大切なのは社員へのアプローチの仕方であり、上野氏は「例えば仲介管理で多店舗展開をしている会社の例ですが、来店数の多い土日は禁止にして、平日にIT重説とした。そうすると、営業マンは土日の接客数が増えて目標達成したり、早く帰ったり出来るようになった。ならば別の会社でもやろうということになりました」と話します。
「電子契約も同じで、IT重説をすれば普段使っているレターパックが届かないなどのトラブルが減ることを伝えれば社員もやろうという気持ちになる。オーナーアプリや入居者アプリも同様で担当者にとってトクだと思わせることがコツ」。
物件の付加価値もテクノロジーが差をつける
不動産会社、特に管理会社に上野氏が解説をしてきましたが、ここから同氏は不動産の商品である物件について話をしていきます。
「日本は新築神話があり、新築の家賃設定は強気であることが多い。
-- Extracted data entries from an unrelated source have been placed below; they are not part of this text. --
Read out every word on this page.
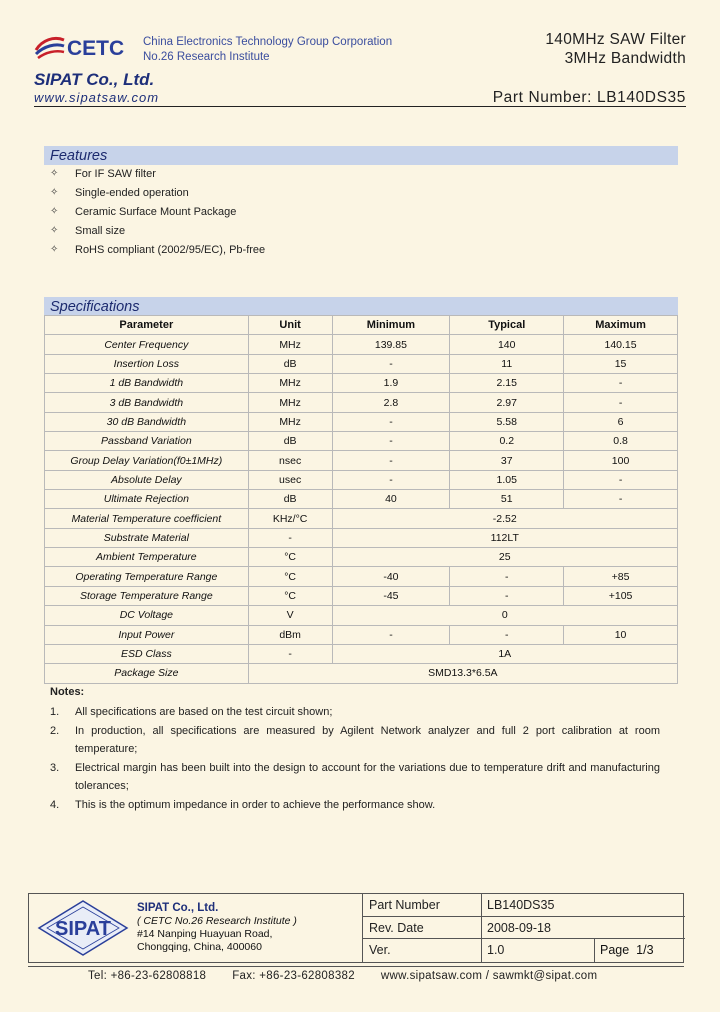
CETC China Electronics Technology Group Corporation
No.26 Research Institute
140MHz SAW Filter
3MHz Bandwidth
SIPAT Co., Ltd.
www.sipatsaw.com	Part Number: LB140DS35
Features
✧	For IF SAW filter
✧	Single-ended operation
✧	Ceramic Surface Mount Package
✧	Small size
✧	RoHS compliant (2002/95/EC), Pb-free
Specifications
Parameter	Unit	Minimum	Typical	Maximum
Center Frequency	MHz	139.85	140	140.15
Insertion Loss	dB	-	11	15
1 dB Bandwidth	MHz	1.9	2.15	-
3 dB Bandwidth	MHz	2.8	2.97	-
30 dB Bandwidth	MHz	-	5.58	6
Passband Variation	dB	-	0.2	0.8
Group Delay Variation(f0±1MHz)	nsec	-	37	100
Absolute Delay	usec	-	1.05	-
Ultimate Rejection	dB	40	51	-
Material Temperature coefficient	KHz/°C	-2.52		
Substrate Material	-	112LT		
Ambient Temperature	°C	25		
Operating Temperature Range	°C	-40	-	+85
Storage Temperature Range	°C	-45	-	+105
DC Voltage	V	0		
Input Power	dBm	-	-	10
ESD Class	-	1A		
Package Size	SMD13.3*6.5A			
Notes:
1.	All specifications are based on the test circuit shown;
2.	In production, all specifications are measured by Agilent Network analyzer and full 2 port calibration at room temperature;
3.	Electrical margin has been built into the design to account for the variations due to temperature drift and manufacturing tolerances;
4.	This is the optimum impedance in order to achieve the performance show.
SIPAT
SIPAT Co., Ltd.
( CETC No.26 Research Institute )
#14 Nanping Huayuan Road,
Chongqing, China, 400060
Part Number	LB140DS35
Rev. Date	2008-09-18
Ver.	1.0	Page 1/3
Tel: +86-23-62808818 Fax: +86-23-62808382 www.sipatsaw.com / sawmkt@sipat.com
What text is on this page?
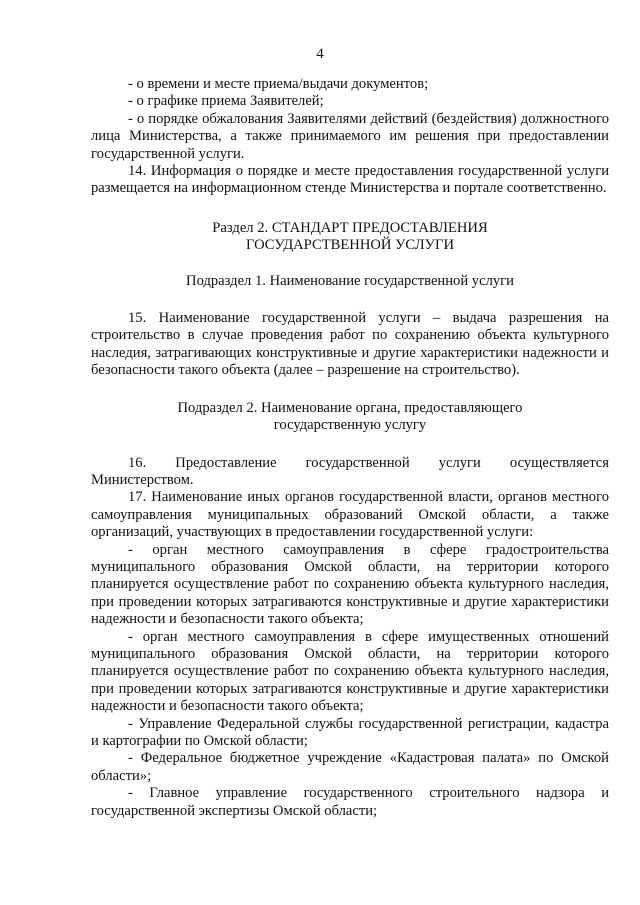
4

- о времени и месте приема/выдачи документов;

- о графике приема Заявителей;

- о порядке обжалования Заявителями действий (бездействия) должностного лица Министерства, а также принимаемого им решения при предоставлении государственной услуги.

14. Информация о порядке и месте предоставления государственной услуги размещается на информационном стенде Министерства и портале соответственно.

Раздел 2. СТАНДАРТ ПРЕДОСТАВЛЕНИЯ

ГОСУДАРСТВЕННОЙ УСЛУГИ

Подраздел 1. Наименование государственной услуги

15. Наименование государственной услуги – выдача разрешения на строительство в случае проведения работ по сохранению объекта культурного наследия, затрагивающих конструктивные и другие характеристики надежности и безопасности такого объекта (далее – разрешение на строительство).

Подраздел 2. Наименование органа, предоставляющего

государственную услугу

16. Предоставление государственной услуги осуществляется Министерством.

17. Наименование иных органов государственной власти, органов местного самоуправления муниципальных образований Омской области, а также организаций, участвующих в предоставлении государственной услуги:

- орган местного самоуправления в сфере градостроительства муниципального образования Омской области, на территории которого планируется осуществление работ по сохранению объекта культурного наследия, при проведении которых затрагиваются конструктивные и другие характеристики надежности и безопасности такого объекта;

- орган местного самоуправления в сфере имущественных отношений муниципального образования Омской области, на территории которого планируется осуществление работ по сохранению объекта культурного наследия, при проведении которых затрагиваются конструктивные и другие характеристики надежности и безопасности такого объекта;

- Управление Федеральной службы государственной регистрации, кадастра и картографии по Омской области;

- Федеральное бюджетное учреждение «Кадастровая палата» по Омской области»;

- Главное управление государственного строительного надзора и государственной экспертизы Омской области;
築古物件との家賃格差は広がるばかりです。しかし、このアンケートをご覧ください。築年数にこだわる人、こだわらない人は半々です」
築年数にこだわる、こだわらないは半々
と、リクルートの調査をもとにプリンシプル住まい総研が集計したデータを見せます。「お部屋を選ぶ際の基準として、築年数をどのようにお考えですか」という質問に対して、「リフォームされていてきれいなら、築年数が古くてもかまわない」が大半を占めていました。そこで上野氏は「実際にお客様がこだわるのは、築年数ではなく設備の差ではないでしょうか」と話し、例えば築年数が古い物件の場合、「ネット無料」であったり「防犯カメラ」「宅配ボックス」が設置されていないことを指摘。「古い物件もリフォームし、ネットサービスなどをいれることで空室改善が期待できる。さらに設備強化された物件は賃料相場も高くなる」と解説しました。
大切なのは設備投資
上野氏はDXも含め不確実な世の中で経営課題を解決していくためにはトップアプローチが不可欠と話します。「社員に丸投げしてはなりません。経営者が課題感をもって動くことがなによりも大切。その際に経営者に求められるのは常に改善を考えることです。企業の目標を設定し、その目標に対して具体的な施策を行う。そして、その結果を計測する。この繰り返し。先ほどご説明した(1)目的の設定、(2)複数の手段を検討、(3)導入後の振り返りの3つです」とセミナーをしめくくりました。